Robert King, is a civil rights campaigner who spent 31 years incarcerated in a notorious prison in the USA, for a crime he did not commit. King, the only freed member of the Angola 3 who is living, spent 29 years in solitary confinement in Angola Penitentiary, Louisiana – in a six foot by nine foot cell – before his conviction was overturned and he was released on 8 February 2001. The other members of the Angola 3 are Herman Wallace who passed away in 2013 and Albert Woodfox who served 43 years in solitary confinement in a Louisiana state penitentiary.
In 1970, a jury convicted King of a crime he did not commit and sentenced him to 35 years in prison. Whilst serving this sentence, he met Wallace and Woodfox and they formed one of the only recognised Black Panther Party prison chapters and they protested against continued segregation, corruption and abuse facing the largely black prison population within Angola.

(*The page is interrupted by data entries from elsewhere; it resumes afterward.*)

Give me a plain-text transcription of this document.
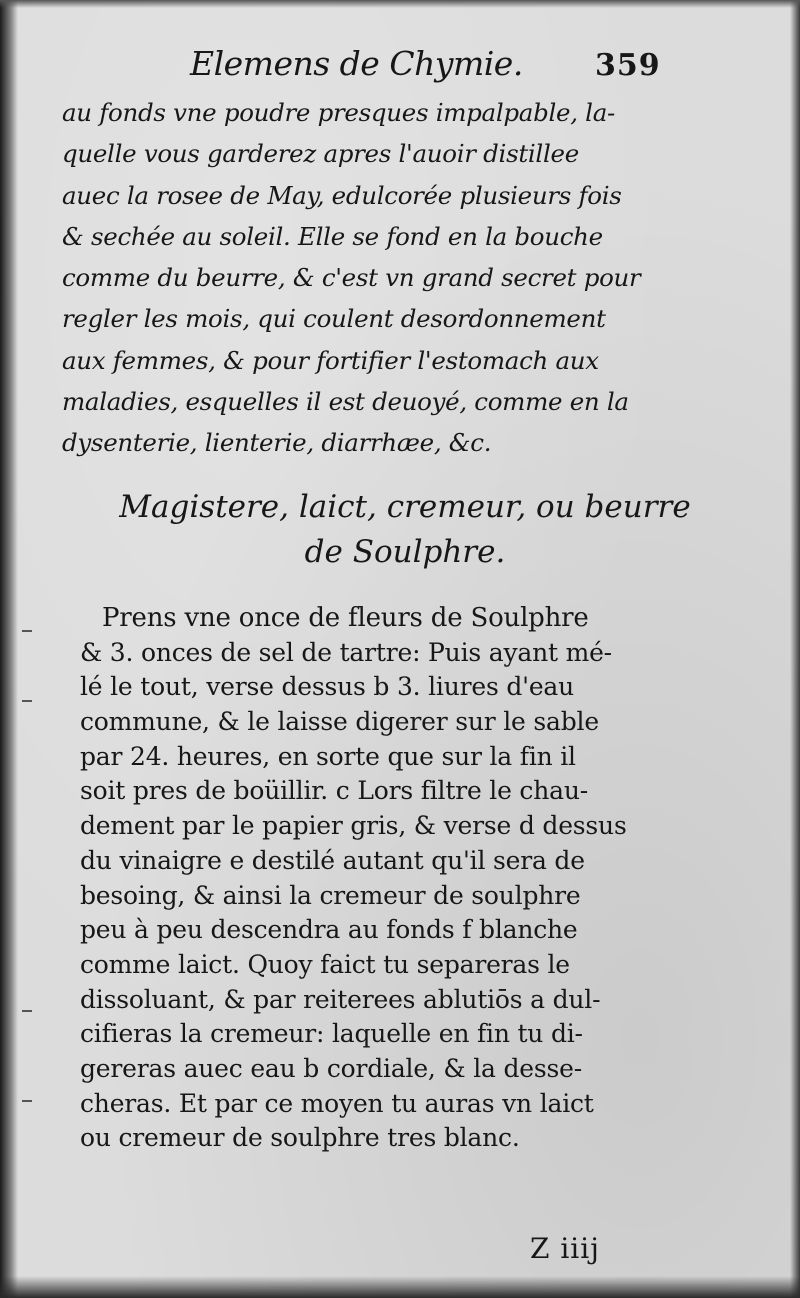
Elemens de Chymie. 359
au fonds vne poudre presques impalpable, la-
quelle vous garderez apres l'auoir distillee
auec la rosee de May, edulcorée plusieurs fois
& sechée au soleil. Elle se fond en la bouche
comme du beurre, & c'est vn grand secret pour
regler les mois, qui coulent desordonnement
aux femmes, & pour fortifier l'estomach aux
maladies, esquelles il est deuoyé, comme en la
dysenterie, lienterie, diarrhæe, &c.
Magistere, laict, cremeur, ou beurre
de Soulphre.
Prens vne once de fleurs de Soulphre
& 3. onces de sel de tartre: Puis ayant mé-
lé le tout, verse dessus b 3. liures d'eau
commune, & le laisse digerer sur le sable
par 24. heures, en sorte que sur la fin il
soit pres de boüillir. c Lors filtre le chau-
dement par le papier gris, & verse d dessus
du vinaigre e destilé autant qu'il sera de
besoing, & ainsi la cremeur de soulphre
peu à peu descendra au fonds f blanche
comme laict. Quoy faict tu separeras le
dissoluant, & par reiterees ablutiōs a dul-
cifieras la cremeur: laquelle en fin tu di-
gereras auec eau b cordiale, & la desse-
cheras. Et par ce moyen tu auras vn laict
ou cremeur de soulphre tres blanc.
Z iiij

In 1972, targeted for their activism, Wallace and Woodfox were convicted for the murder of a prison guard, Brent Miller, despite there being no physical evidence against them. King too was thrown into solitary at Angola because he was under investigation for the Miller murder, even though he was 150 miles away when it happened. He was subsequently accused of the murder of another prisoner in Angola, again convicted by an all white jury on the evidence of unreliable witnesses who all subsequently recanted, before his conviction was overturned in 2001.
Since his release, King’s life’s focus has been to campaign against abuses in the US criminal justice system and the cruel and unusual use of solitary confinement. Globally, politicians and NGO’s have cited the case of the Angola 3 as a gross miscarriage of justice, including Amnesty International who states the long-term use of solitary confinement in the case is a violation of the US Constitution and international human rights treaties.
King advocates globally on behalf of other political prisoners, including having given evidence at US congressional hearings on solitary, numerous lectures and sharing his testimony with parliaments from Europe, South Africa to Brazil. In October 2012, King received an Honorary Doctor of Laws degree from Anglia Ruskin University, Cambridge, UK for his achievements as a civil rights campaigner. When he is not travelling, (Dr) King lives in Austin Texas and enjoys spending time with friends, his dog Kenya and making praline »freelines« candy which he started making in Angola for prisoners on Death Row.
King has published his story in the autobiography From the Bottom of the Heap.